Where you are is rarely a private matter regardless of what you are doing. If you are operating a car on a public street, that is not private and you have no right to expect privacy, or an absence of red light cameras, etc. If you go to a grocery or gun store, Carnegie Hall, or a porno movie house, you have to know there will be Other People and assume that one or more of them will be happy to photograph you with their cell phone and post it, or just tell someone else, including tghe cops, where you were. I'm a retired lawyer and the foolishness of crooks, from the low level idiots to top lawyers and bankers who should know better, never ceased to amaze me. I was robbed in broad daylight in front of several witnesses including a reserve cop and his wife. An experienced lawyer from a big firm drew hundreds of thousands of dollars out of the bank, when he knew or should know that they were required to report that, washed it in a washing machine to remove fingerprints, and gave it to an accomplice who deposited it in his bank, again triggering reporting, and it still took seventeen years before they got caught. One of my genius clients committed a kidnapping with intent to comit rape withn brick-throwingdistance and line of sight from the lighted front door of a police station after having identified himself acrtoss the street. The fun case for me was the client arrested running from the scene of an aggravated robbery and attempted murder because the real criminal threatened and shot at him. Of course the police got the victim to identify my client's picture and coerced him into signing a confession, after the real criminal had confessed, so goess who they prosecuted? We won. I'm fascinated by what this technology would have done to another case where the alleged victim had positively identified the arrested suspect but the jury caught on when he produced his prison record photo showing a tattoo he still had but which the alleged victim had sworn he did not have. I still don't think that robbery ever happened.
After the data has been stored for some time, you might be more likely to find yourself needing an alibi than worried aboiut having to explain why you were at the location of a crime, the police station the address of which the police at the county seat here swore twice was "a high crime area," etc. Of course you might have any number of legitimate reasons for being at a crime scene or other suspicious location.

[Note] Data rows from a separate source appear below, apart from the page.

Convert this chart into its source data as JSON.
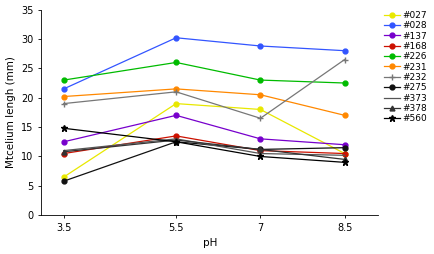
{
  "x": [
    3.5,
    5.5,
    7.0,
    8.5
  ],
  "series": {
    "#027": {
      "values": [
        6.5,
        19.0,
        18.0,
        10.5
      ],
      "color": "#e8e800",
      "marker": "o",
      "linestyle": "-",
      "msize": 3.5
    },
    "#028": {
      "values": [
        21.5,
        30.2,
        28.8,
        28.0
      ],
      "color": "#3355ff",
      "marker": "o",
      "linestyle": "-",
      "msize": 3.5
    },
    "#137": {
      "values": [
        12.5,
        17.0,
        13.0,
        12.0
      ],
      "color": "#7700cc",
      "marker": "o",
      "linestyle": "-",
      "msize": 3.5
    },
    "#168": {
      "values": [
        10.5,
        13.5,
        11.0,
        10.5
      ],
      "color": "#cc1100",
      "marker": "o",
      "linestyle": "-",
      "msize": 3.5
    },
    "#226": {
      "values": [
        23.0,
        26.0,
        23.0,
        22.5
      ],
      "color": "#00bb00",
      "marker": "o",
      "linestyle": "-",
      "msize": 3.5
    },
    "#231": {
      "values": [
        20.2,
        21.5,
        20.5,
        17.0
      ],
      "color": "#ff8800",
      "marker": "o",
      "linestyle": "-",
      "msize": 3.5
    },
    "#232": {
      "values": [
        19.0,
        21.0,
        16.5,
        26.5
      ],
      "color": "#777777",
      "marker": "+",
      "linestyle": "-",
      "msize": 5
    },
    "#275": {
      "values": [
        5.8,
        12.5,
        11.2,
        11.5
      ],
      "color": "#111111",
      "marker": "o",
      "linestyle": "-",
      "msize": 3.5
    },
    "#373": {
      "values": [
        11.0,
        13.0,
        10.5,
        10.2
      ],
      "color": "#555555",
      "marker": "None",
      "linestyle": "-",
      "msize": 0
    },
    "#378": {
      "values": [
        10.8,
        12.8,
        11.2,
        9.5
      ],
      "color": "#333333",
      "marker": "^",
      "linestyle": "-",
      "msize": 3.5
    },
    "#560": {
      "values": [
        14.8,
        12.5,
        10.0,
        9.0
      ],
      "color": "#000000",
      "marker": "*",
      "linestyle": "-",
      "msize": 5
    }
  },
  "xlabel": "pH",
  "ylabel": "Mtcelium lengh (mm)",
  "ylim": [
    0,
    35
  ],
  "xticks": [
    3.5,
    5.5,
    7.0,
    8.5
  ],
  "yticks": [
    0,
    5,
    10,
    15,
    20,
    25,
    30,
    35
  ],
  "axis_fontsize": 7.5,
  "tick_fontsize": 7,
  "legend_fontsize": 6.5,
  "linewidth": 0.9,
  "background_color": "#ffffff"
}
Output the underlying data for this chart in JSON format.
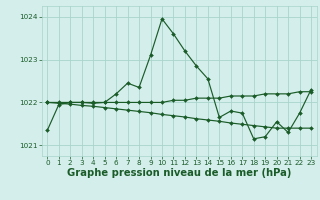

It probably doesn't cost much to store collected data indefinitely, but it would be my guess that its potential value for any legitimate or illegitimate purpose would diminish rapidly over time.
I'm much more concerned about tracking in cyberspace than the real world. My Web searches and Email are more likely to reveal things that are legally privileged and confidential, or which I am generally more concerned about keeping private.
Normally, nobody cares enough about where you go or what you do to justify the cost of tracking you, but as the cost drops and the process gets easier that primary protection begins to evaporate. My law practice very unexpectedly came to include representing an awful lot of survivors of childhood incest, etc. Do you think either the authorities, or the private crooks, including those who burglarized and burned my law office, do things like that, or seek cell hone data, without already having got the information or some of it clearly illegally?